PHOTO VINCENT KESSLER, REUTERS ARCHIVES

American novelist Joyce Carol Oates

Relaying a chronicle of New York Times which reproached the middle of the American publishing, “too left”, to force the authors to self-censorship – the usual refrain of the anti-woke —, Joyce Carol Oates hinted on Twitter that bright young white men were now unable to get their first novels published in the United States. According to what a literary agent friend had told him.

The anecdote of the 84-year-old author and her defense of the so-called discriminated white writer had the good fortune to displease the literary community and did not stand the test of facts. No, it is not better to be a black-transgender-woman-in-a-wheelchair (registered trademark) to hope to find your novel in a bookstore.

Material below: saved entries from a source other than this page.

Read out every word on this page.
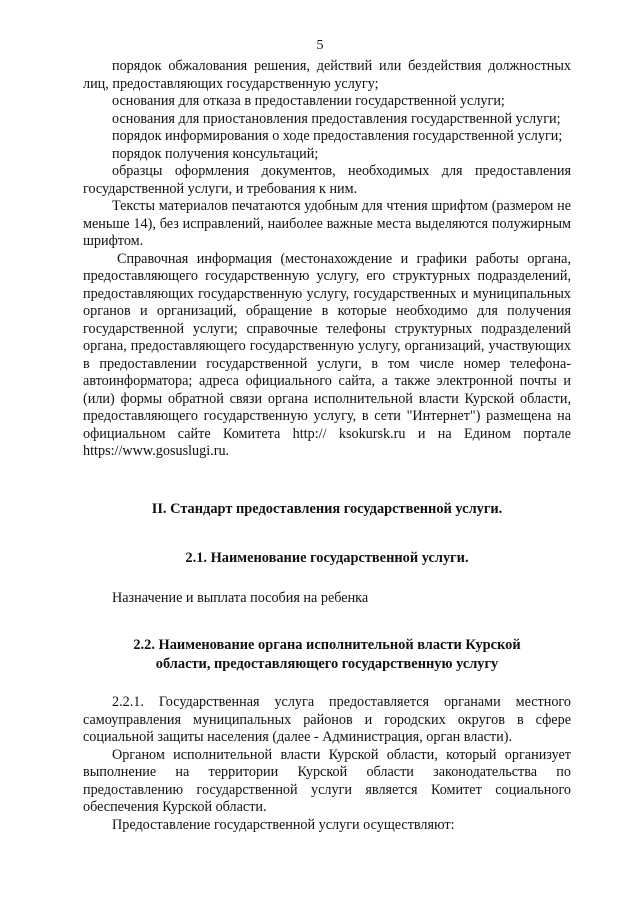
5

порядок обжалования решения, действий или бездействия должностных лиц, предоставляющих государственную услугу;

основания для отказа в предоставлении государственной услуги;

основания для приостановления предоставления государственной услуги;

порядок информирования о ходе предоставления государственной услуги;

порядок получения консультаций;

образцы оформления документов, необходимых для предоставления государственной услуги, и требования к ним.

Тексты материалов печатаются удобным для чтения шрифтом (размером не меньше 14), без исправлений, наиболее важные места выделяются полужирным шрифтом.

Справочная информация (местонахождение и графики работы органа, предоставляющего государственную услугу, его структурных подразделений, предоставляющих государственную услугу, государственных и муниципальных органов и организаций, обращение в которые необходимо для получения государственной услуги; справочные телефоны структурных подразделений органа, предоставляющего государственную услугу, организаций, участвующих в предоставлении государственной услуги, в том числе номер телефона-автоинформатора; адреса официального сайта, а также электронной почты и (или) формы обратной связи органа исполнительной власти Курской области, предоставляющего государственную услугу, в сети "Интернет") размещена на официальном сайте Комитета http:// ksokursk.ru и на Едином портале https://www.gosuslugi.ru.

II. Стандарт предоставления государственной услуги.
2.1. Наименование государственной услуги.

Назначение и выплата пособия на ребенка

2.2. Наименование органа исполнительной власти Курской
области, предоставляющего государственную услугу

2.2.1. Государственная услуга предоставляется органами местного самоуправления муниципальных районов и городских округов в сфере социальной защиты населения (далее - Администрация, орган власти).

Органом исполнительной власти Курской области, который организует выполнение на территории Курской области законодательства по предоставлению государственной услуги является Комитет социального обеспечения Курской области.

Предоставление государственной услуги осуществляют:
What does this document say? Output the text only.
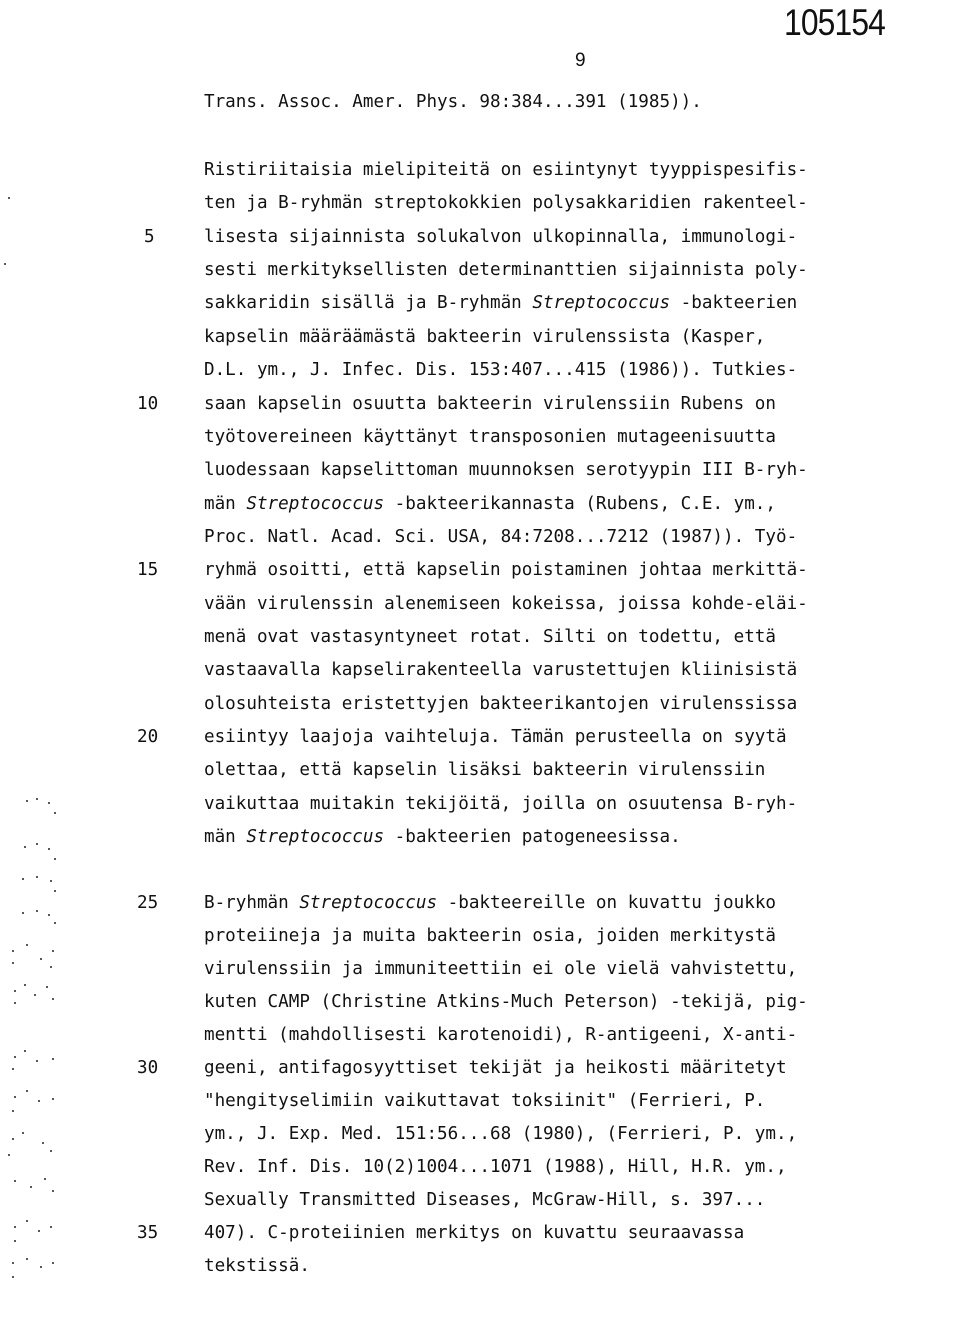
105154
9
Trans. Assoc. Amer. Phys. 98:384...391 (1985)).
Ristiriitaisia mielipiteitä on esiintynyt tyyppispesifis-
ten ja B-ryhmän streptokokkien polysakkaridien rakenteel-
lisesta sijainnista solukalvon ulkopinnalla, immunologi-
sesti merkityksellisten determinanttien sijainnista poly-
sakkaridin sisällä ja B-ryhmän Streptococcus -bakteerien
kapselin määräämästä bakteerin virulenssista (Kasper,
D.L. ym., J. Infec. Dis. 153:407...415 (1986)). Tutkies-
saan kapselin osuutta bakteerin virulenssiin Rubens on
työtovereineen käyttänyt transposonien mutageenisuutta
luodessaan kapselittoman muunnoksen serotyypin III B-ryh-
män Streptococcus -bakteerikannasta (Rubens, C.E. ym.,
Proc. Natl. Acad. Sci. USA, 84:7208...7212 (1987)). Työ-
ryhmä osoitti, että kapselin poistaminen johtaa merkittä-
vään virulenssin alenemiseen kokeissa, joissa kohde-eläi-
menä ovat vastasyntyneet rotat. Silti on todettu, että
vastaavalla kapselirakenteella varustettujen kliinisistä
olosuhteista eristettyjen bakteerikantojen virulenssissa
esiintyy laajoja vaihteluja. Tämän perusteella on syytä
olettaa, että kapselin lisäksi bakteerin virulenssiin
vaikuttaa muitakin tekijöitä, joilla on osuutensa B-ryh-
män Streptococcus -bakteerien patogeneesissa.
B-ryhmän Streptococcus -bakteereille on kuvattu joukko
proteiineja ja muita bakteerin osia, joiden merkitystä
virulenssiin ja immuniteettiin ei ole vielä vahvistettu,
kuten CAMP (Christine Atkins-Much Peterson) -tekijä, pig-
mentti (mahdollisesti karotenoidi), R-antigeeni, X-anti-
geeni, antifagosyyttiset tekijät ja heikosti määritetyt
"hengityselimiin vaikuttavat toksiinit" (Ferrieri, P.
ym., J. Exp. Med. 151:56...68 (1980), (Ferrieri, P. ym.,
Rev. Inf. Dis. 10(2)1004...1071 (1988), Hill, H.R. ym.,
Sexually Transmitted Diseases, McGraw-Hill, s. 397...
407). C-proteiinien merkitys on kuvattu seuraavassa
tekstissä.
5
10
15
20
25
30
35
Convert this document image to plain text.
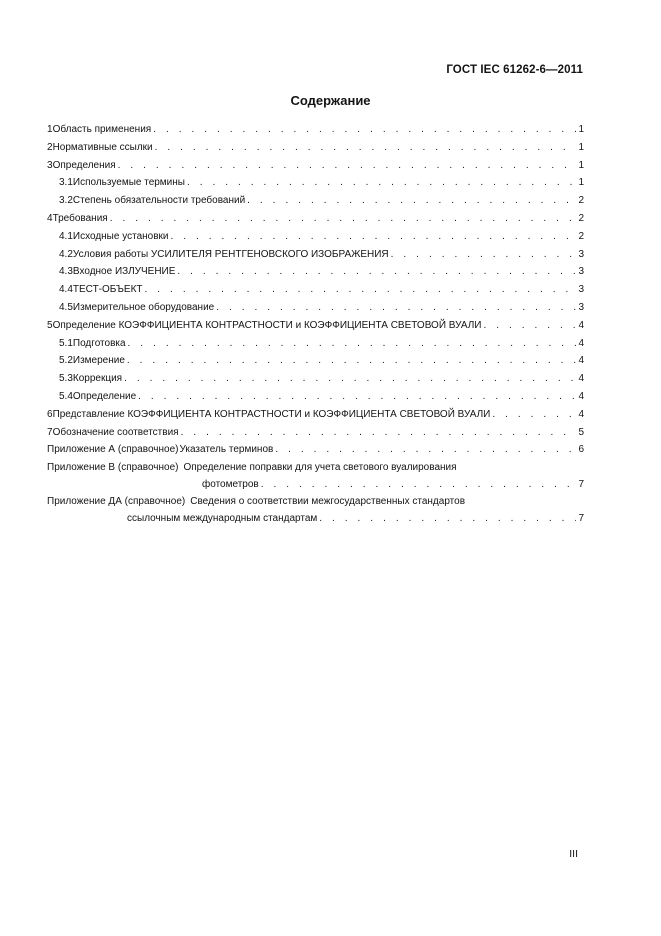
ГОСТ IEC 61262-6—2011
Содержание
1 Область применения . . .	1
2 Нормативные ссылки . . .	1
3 Определения . . .	1
3.1 Используемые термины . . .	1
3.2 Степень обязательности требований . . .	2
4 Требования . . .	2
4.1 Исходные установки . . .	2
4.2 Условия работы УСИЛИТЕЛЯ РЕНТГЕНОВСКОГО ИЗОБРАЖЕНИЯ . . .	3
4.3 Входное ИЗЛУЧЕНИЕ . . .	3
4.4 ТЕСТ-ОБЪЕКТ . . .	3
4.5 Измерительное оборудование . . .	3
5 Определение КОЭФФИЦИЕНТА КОНТРАСТНОСТИ и КОЭФФИЦИЕНТА СВЕТОВОЙ ВУАЛИ . . .	4
5.1 Подготовка . . .	4
5.2 Измерение . . .	4
5.3 Коррекция . . .	4
5.4 Определение . . .	4
6 Представление КОЭФФИЦИЕНТА КОНТРАСТНОСТИ и КОЭФФИЦИЕНТА СВЕТОВОЙ ВУАЛИ . . .	4
7 Обозначение соответствия . . .	5
Приложение А (справочное) Указатель терминов . . .	6
Приложение В (справочное) Определение поправки для учета светового вуалирования
фотометров . . .	7
Приложение ДА (справочное) Сведения о соответствии межгосударственных стандартов
ссылочным международным стандартам . . .	7
III
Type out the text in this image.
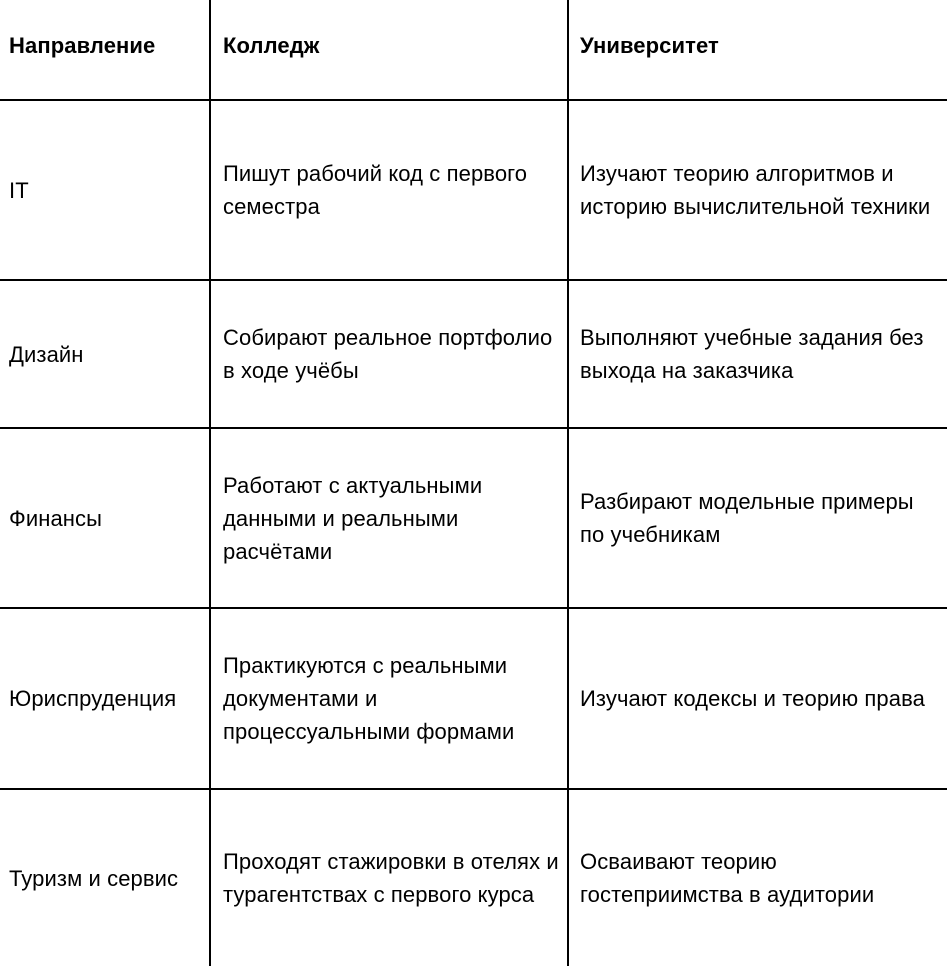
Направление	Колледж	Университет
IT
Пишут рабочий код с первого семестра
Изучают теорию алгоритмов и историю вычислительной техники
Дизайн
Собирают реальное портфолио в ходе учёбы
Выполняют учебные задания без выхода на заказчика
Финансы
Работают с актуальными данными и реальными расчётами
Разбирают модельные примеры по учебникам
Юриспруденция
Практикуются с реальными документами и процессуальными формами
Изучают кодексы и теорию права
Туризм и сервис
Проходят стажировки в отелях и турагентствах с первого курса
Осваивают теорию гостеприимства в аудитории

A survey of New York Times conducted in 2020 concluded that 95% of novels published by the five largest American publishing houses since 1950 (more than 7,000 books) were written by white authors. In 2018, 89% of the perpetrators listed were still white, while in the United States, the proportion of whites is less than 60%.

In response to the controversy, Joyce Carol Oates claimed that Twitter, of which she is a regular, was not the ideal platform to explain her thinking and that she recognized that “non-white authors have always been disadvantaged, especially women “.

In June, the very popular American novelist James Patterson had also caused an outcry when he declared that white authors were now victims of “another form of racism” and that he encountered few authors “who are white men of 52 years “. The 75-year-old author later apologized.

I am talking about falsehoods relayed by American writers. But this impression that the white man is discriminated against today is widespread. An Abacus poll released over the weekend found that 53% of Canadians planning to vote for the Conservative Party of Canada believe white people face more discrimination in the country than visible minority citizens (18% of those who who identify with the Liberal Party of Canada think so too).

However, all the studies on the subject prove the contrary. The facts, unfortunately, are no match for the reactionary, extremely popular rhetoric that is currently shaping public opinion, here as elsewhere. The false discourse of those who fear that the carpet of their privileges will slip away from under their feet.

We are not born reac, we become it. There will always be those who deny reality in order to maintain their achievements. Let’s hope that in 70 years, we will grieve as much for their point of view as for that of those men who reduced Marilyn Monroe to the status of a sexual object ready to be consumed.